3. Assert exit code `0`.

Then register the script in
[`tests/gpu_smoke/run_gpu_smoke_tests.sh`](../../tests/gpu_smoke/run_gpu_smoke_tests.sh)
as a new numbered test entry. The runner already exports
`PYTHONUNBUFFERED=1` and `RAY_DEDUP_LOGS=0` for readable logs — no need
to set them in your script.

---

## When to Refactor Instead of Duplicating

If you are copy-pasting more than a few lines from another model's
adapter, prefer one of:

- Extending [`pipelines/utils.py`](../../verl_omni/pipelines/utils.py)
  with a generic helper.
- Adding a method to `DiffusionModelBase` or `VllmOmniPipelineBase` so
  future models do not re-discover the contract.
- Promoting a helper to a shared module once a second model needs it.

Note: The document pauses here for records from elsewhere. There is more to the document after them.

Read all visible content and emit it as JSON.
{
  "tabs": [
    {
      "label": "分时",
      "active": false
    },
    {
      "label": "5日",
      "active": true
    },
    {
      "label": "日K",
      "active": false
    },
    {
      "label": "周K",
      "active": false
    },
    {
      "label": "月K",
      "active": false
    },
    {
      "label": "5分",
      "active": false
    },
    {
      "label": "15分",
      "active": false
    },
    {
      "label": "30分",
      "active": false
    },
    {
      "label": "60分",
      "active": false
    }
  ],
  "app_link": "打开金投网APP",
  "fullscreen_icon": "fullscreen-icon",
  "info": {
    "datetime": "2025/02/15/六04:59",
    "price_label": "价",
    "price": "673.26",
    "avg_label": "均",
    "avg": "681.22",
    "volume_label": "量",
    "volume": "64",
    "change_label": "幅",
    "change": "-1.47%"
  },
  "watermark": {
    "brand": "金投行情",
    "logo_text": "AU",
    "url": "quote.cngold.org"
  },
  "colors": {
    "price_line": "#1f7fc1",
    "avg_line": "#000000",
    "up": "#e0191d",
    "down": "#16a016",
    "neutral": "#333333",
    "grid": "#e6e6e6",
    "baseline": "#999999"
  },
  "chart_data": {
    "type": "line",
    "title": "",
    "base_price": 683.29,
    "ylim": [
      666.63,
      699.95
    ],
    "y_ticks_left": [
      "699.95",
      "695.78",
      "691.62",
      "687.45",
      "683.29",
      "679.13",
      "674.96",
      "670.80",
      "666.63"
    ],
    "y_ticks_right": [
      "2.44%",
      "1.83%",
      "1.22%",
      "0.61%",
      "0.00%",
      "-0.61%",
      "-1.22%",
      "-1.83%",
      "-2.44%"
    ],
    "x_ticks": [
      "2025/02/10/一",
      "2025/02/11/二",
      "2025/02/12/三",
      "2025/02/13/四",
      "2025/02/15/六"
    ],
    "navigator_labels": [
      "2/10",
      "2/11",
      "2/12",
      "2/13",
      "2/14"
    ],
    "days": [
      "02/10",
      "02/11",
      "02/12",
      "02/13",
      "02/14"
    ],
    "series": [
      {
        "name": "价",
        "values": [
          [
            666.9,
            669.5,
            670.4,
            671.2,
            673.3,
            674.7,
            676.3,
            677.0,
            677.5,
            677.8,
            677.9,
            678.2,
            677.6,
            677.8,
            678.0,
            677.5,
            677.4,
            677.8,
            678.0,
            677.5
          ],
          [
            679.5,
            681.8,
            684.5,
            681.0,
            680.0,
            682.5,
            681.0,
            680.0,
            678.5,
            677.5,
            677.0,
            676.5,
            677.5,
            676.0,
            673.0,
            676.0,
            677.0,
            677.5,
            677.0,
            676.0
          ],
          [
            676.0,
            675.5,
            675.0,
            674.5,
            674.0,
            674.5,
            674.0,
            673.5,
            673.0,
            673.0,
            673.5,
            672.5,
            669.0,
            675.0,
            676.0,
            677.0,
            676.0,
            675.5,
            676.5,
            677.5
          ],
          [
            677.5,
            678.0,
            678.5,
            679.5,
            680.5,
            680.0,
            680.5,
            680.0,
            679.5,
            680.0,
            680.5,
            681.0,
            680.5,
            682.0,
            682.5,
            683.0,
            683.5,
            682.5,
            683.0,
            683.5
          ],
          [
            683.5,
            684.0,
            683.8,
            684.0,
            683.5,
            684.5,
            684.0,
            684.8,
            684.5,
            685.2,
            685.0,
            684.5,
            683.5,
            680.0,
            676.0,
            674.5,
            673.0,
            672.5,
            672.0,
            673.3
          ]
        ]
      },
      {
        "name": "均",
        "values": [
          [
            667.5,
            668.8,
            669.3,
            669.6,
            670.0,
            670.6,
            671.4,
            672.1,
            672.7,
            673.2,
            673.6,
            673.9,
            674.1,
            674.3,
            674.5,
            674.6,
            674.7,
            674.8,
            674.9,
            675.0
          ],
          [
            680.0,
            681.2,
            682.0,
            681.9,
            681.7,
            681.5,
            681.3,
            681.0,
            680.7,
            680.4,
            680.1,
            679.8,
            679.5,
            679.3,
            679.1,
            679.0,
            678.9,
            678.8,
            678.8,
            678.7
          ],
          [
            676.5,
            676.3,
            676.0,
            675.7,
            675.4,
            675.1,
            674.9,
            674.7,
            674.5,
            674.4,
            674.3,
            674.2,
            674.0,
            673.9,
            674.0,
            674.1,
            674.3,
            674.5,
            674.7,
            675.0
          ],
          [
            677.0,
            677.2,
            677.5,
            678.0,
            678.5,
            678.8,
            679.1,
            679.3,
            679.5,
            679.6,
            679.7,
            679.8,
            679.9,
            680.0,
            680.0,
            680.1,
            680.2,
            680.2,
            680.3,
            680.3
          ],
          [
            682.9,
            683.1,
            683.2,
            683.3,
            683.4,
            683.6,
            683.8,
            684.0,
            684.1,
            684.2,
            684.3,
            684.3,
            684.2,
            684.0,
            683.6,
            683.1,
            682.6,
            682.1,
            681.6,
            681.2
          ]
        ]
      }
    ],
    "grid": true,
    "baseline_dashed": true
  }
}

Refactor opportunistically: keep model-specific quirks local until a
third model demands the same code, then unify.

---

## Final Checklist

Before opening the PR, confirm every box:

- [ ] `verl_omni/pipelines/<model>_flow_grpo/` contains `__init__.py`,
      `diffusers_training_adapter.py`, and `vllm_omni_rollout_adapter.py`.
- [ ] [`verl_omni/pipelines/__init__.py`](../../verl_omni/pipelines/__init__.py)
      imports the new package.
- [ ] Architecture string on both `@register(...)` decorators matches
      `model_index.json::_class_name`; the `algorithm=` keyword matches
      the algorithm you are integrating against (e.g. `"flow_grpo"` for
      FlowGRPO).
- [ ] Scheduler returns latents in fp32 (no `model_output.dtype` cast in `step()`),
      `diffuse()` casts to model dtype before transformer forward and casts
      noise_pred to float32 before `scheduler.step()`
      — see [Common Pitfalls](common_pitfalls.md#float32-precision-loss-in-stored-rollout-latents).
- [ ] Any new `DiffusionPipelineConfig` field is mirrored in **both**
      [`diffusion_rollout.yaml`](../../verl_omni/trainer/config/diffusion/rollout/diffusion_rollout.yaml)
      and
      [`diffusion_model.yaml`](../../verl_omni/trainer/config/diffusion/model/diffusion_model.yaml).
- [ ] Example launch script in `examples/flowgrpo_trainer/` plus a
      matching data preprocessor under
      `examples/flowgrpo_trainer/data_process/`.
- [ ] Smoke test `tests/special_e2e/run_<algo>_<model>.sh` exists and
      is wired into
      [`tests/gpu_smoke/run_gpu_smoke_tests.sh`](../../tests/gpu_smoke/run_gpu_smoke_tests.sh).
- [ ] Docs updated (this guide if the contract changed; the relevant
      `docs/algo/...` page if you introduce algorithm-level concepts).